Demain nous arriverons au château de Beltor, et la première partie de notre mission sera accomplie. Pour l’instant tout s’est bien passé. Hier nous avons été pris en chasse par une troupe de Ménoriens, mais nous avons réussi à les semer dans les marais de Nabou. Nous avons pu galoper là où d’autres risqueraient leur vie, je connais bien les passes. Rolf ne m’a pas écouté quand je lui ai dit de me suivre au plus près ; il est toujours impatient et imbu de sa personne. Mais les marais ne tolèrent aucune erreur, et après que son cheval ait failli s’enliser deux fois, il a été plus raisonnable et nous avons avancé plus vite. Le pauvre Soleil a failli rendre l’âme tant il était essoufflé, mais, la Lumière soit louée, il est jeune, il récupère vite. Je ne sais pas comment dire à Rolf qu’il épuise son cheval à lui tirer sur la bouche en permanence. Son orgueil démesuré lui ferait prendre la mouche. Rolf considère que la noblesse de sa famille lui confère un savoir inné et que seuls les rustres des Provinces doivent suer pour apprendre. Il rêve de combats acharnés pour en retirer gloire et honneur, lui qui s’est plus sali dans les intrigues de la Cour que dans la poussière des champs de bataille. Il ne sait pas encore que la guerre ne porte que sang, souffrance et deuil. Puisse la Lumière lui épargner de devoir jamais changer d’avis. Hélas ! Le Roy Sardos n’a jamais été pacifiste. Plutôt que de négocier avec les Ménoriens, à propos du passage sur le fleuve Gonett, il s’apprête à leur livrer une guerre sans merci, qui lui permettra d’annexer la Ménorie et ses mines de diamant. Les Ménoriens, braves mais naïfs, ont multiplié les incidents de frontière, et Sardos pourra déclarer au Conseil des Nations qu’il a agi en état de légitime défense. Ainsi en toute impunité pourra-t-il mettre à genoux un petit Etat jusque là indépendant.
Notre mission est de ramener de Beltor un trésor précieux dont le Roy lui-même nous a confié qu’il lui était indispensable pour gagner la guerre. Je ne me suis pas porté volontaire, contrairement à Rolf, mais Trisserk m’a chaudement recommandé. Qui sait, j’arriverai peut-être, comme je l’ai fait hier, à empêcher Rolf de trucider quelques Ménoriens pour le seul plaisir de tremper sa lourde épée incrustée de saphirs dans le sang d’hommes qui ne font comme nous que servir leur pays, et qui en d’autres temps pourraient être nos frères.

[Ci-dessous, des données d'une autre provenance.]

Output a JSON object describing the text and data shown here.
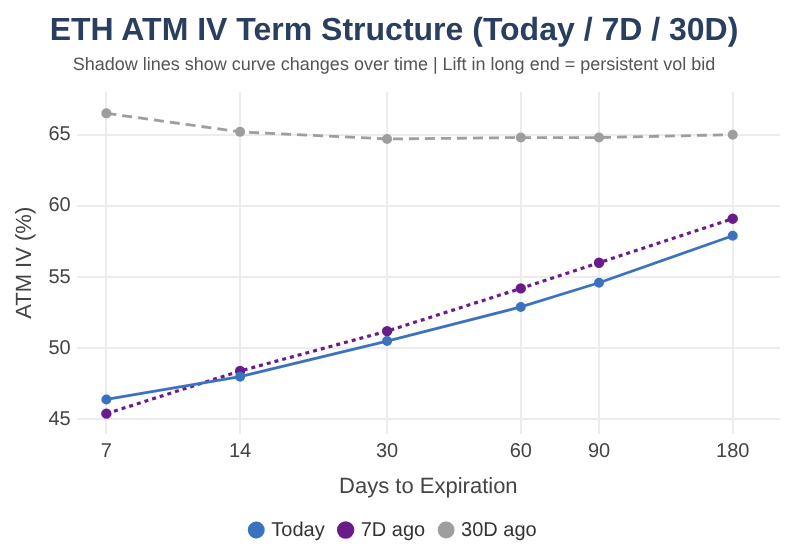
{
  "chart_data": {
    "type": "line",
    "title": "ETH ATM IV Term Structure (Today / 7D / 30D)",
    "subtitle": "Shadow lines show curve changes over time | Lift in long end = persistent vol bid",
    "xlabel": "Days to Expiration",
    "ylabel": "ATM IV (%)",
    "x": [
      7,
      14,
      30,
      60,
      90,
      180
    ],
    "series": [
      {
        "name": "Today",
        "color": "#3a72c0",
        "line_style": "solid",
        "values": [
          46.4,
          48.0,
          50.5,
          52.9,
          54.6,
          57.9
        ]
      },
      {
        "name": "7D ago",
        "color": "#6a1b8a",
        "line_style": "dotted",
        "values": [
          45.4,
          48.4,
          51.2,
          54.2,
          56.0,
          59.1
        ]
      },
      {
        "name": "30D ago",
        "color": "#9e9e9e",
        "line_style": "dashed",
        "values": [
          66.5,
          65.2,
          64.7,
          64.8,
          64.8,
          65.0
        ]
      }
    ],
    "log": "x",
    "xlim": [
      6,
      230
    ],
    "xticks": [
      7,
      14,
      30,
      60,
      90,
      180
    ],
    "ylim": [
      44,
      68
    ],
    "yticks": [
      45,
      50,
      55,
      60,
      65
    ],
    "grid": true,
    "legend": "bottom",
    "marker": "circle"
  }
}
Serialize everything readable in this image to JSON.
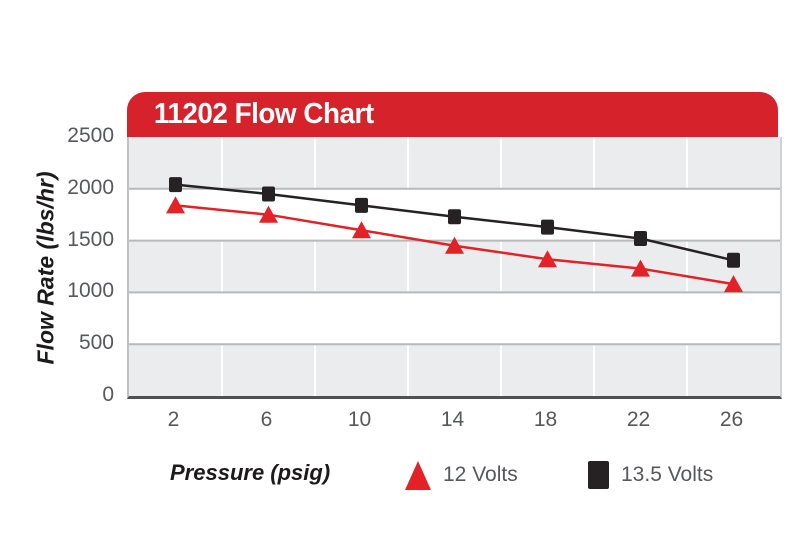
{
  "header": {
    "title": "11202 Flow Chart",
    "bg_color": "#d6232b",
    "text_color": "#ffffff"
  },
  "y_axis": {
    "title": "Flow Rate (lbs/hr)",
    "ticks": [
      "2500",
      "2000",
      "1500",
      "1000",
      "500",
      "0"
    ]
  },
  "x_axis": {
    "title": "Pressure (psig)",
    "ticks": [
      "2",
      "6",
      "10",
      "14",
      "18",
      "22",
      "26"
    ]
  },
  "legend": {
    "items": [
      {
        "label": "12 Volts",
        "marker": "triangle",
        "color": "#e32127"
      },
      {
        "label": "13.5 Volts",
        "marker": "square",
        "color": "#262224"
      }
    ]
  },
  "colors": {
    "band_gray": "#ebecee",
    "band_white": "#ffffff",
    "h_gridline": "#b6b8ba",
    "v_gridline": "#ffffff",
    "axis_line": "#4f5052",
    "tick_text": "#57585b",
    "series_red": "#e32127",
    "series_black": "#262224"
  },
  "chart_data": {
    "type": "line",
    "title": "11202 Flow Chart",
    "xlabel": "Pressure (psig)",
    "ylabel": "Flow Rate (lbs/hr)",
    "x": [
      2,
      6,
      10,
      14,
      18,
      22,
      26
    ],
    "series": [
      {
        "name": "13.5 Volts",
        "marker": "square",
        "color": "#262224",
        "values": [
          2040,
          1950,
          1840,
          1730,
          1630,
          1520,
          1310
        ]
      },
      {
        "name": "12 Volts",
        "marker": "triangle",
        "color": "#e32127",
        "values": [
          1840,
          1750,
          1600,
          1450,
          1320,
          1230,
          1080
        ]
      }
    ],
    "ylim": [
      0,
      2500
    ],
    "ytick_step": 500,
    "grid": "horizontal-bands",
    "legend_position": "bottom"
  }
}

Le plus grand des deux, le blond, a failli s’étrangler quand le capitaine Dyan, Commandant du fort de Beltor, leur a révélé le contenu de leur mission.
« C’est Dame Everia qui est dépositaire du trésor du Roy Sardos. Vous l’escorterez donc jusqu’à Fenlock, en voyageant le plus vite possible. Au même moment, nous ferons partir de Beltor un convoi lourdement chargé de sable, et escorté de vingt soldats en uniforme d’apparat. Un groupe de trois Chevaliers partira dans une autre direction, et l’un d’entre eux sera déguisé en femme. Vous n’aurez ainsi qu’une chance sur trois d’être attaqués, et fasse la Lumière que cela ne vous incombe point ! »
L’autre, le brun, qui est plus âgé, plus mince et plus souple, n’a rien manifesté. Il s’est incliné respectueusement devant moi. C’est un homme fait, et le Don m’a fait entrevoir chez lui beaucoup de souffrances passées, une droiture sans faille et une intelligence peu commune. Pourquoi n’est-il encore que simple Chevalier ? Je le soupçonne de ne pas briguer les honneurs, et à la Cour du Roy, d’après ma pauvre mère, l’ambition et la complaisance pèsent plus que la bravoure.




Une femme ! Ils nous font escorter une femme ! J’ai eu peine à le croire ! Certes, elle est bien faite et je lui tiendrais volontiers la main si elle avait peur du noir... Mais si c’est la future épouse du Roy, il vaut mieux ne pas m’y risquer. En quoi cette belle pouliche peut-elle nous faire gagner la guerre ? Baste, si c’est la volonté du Roy...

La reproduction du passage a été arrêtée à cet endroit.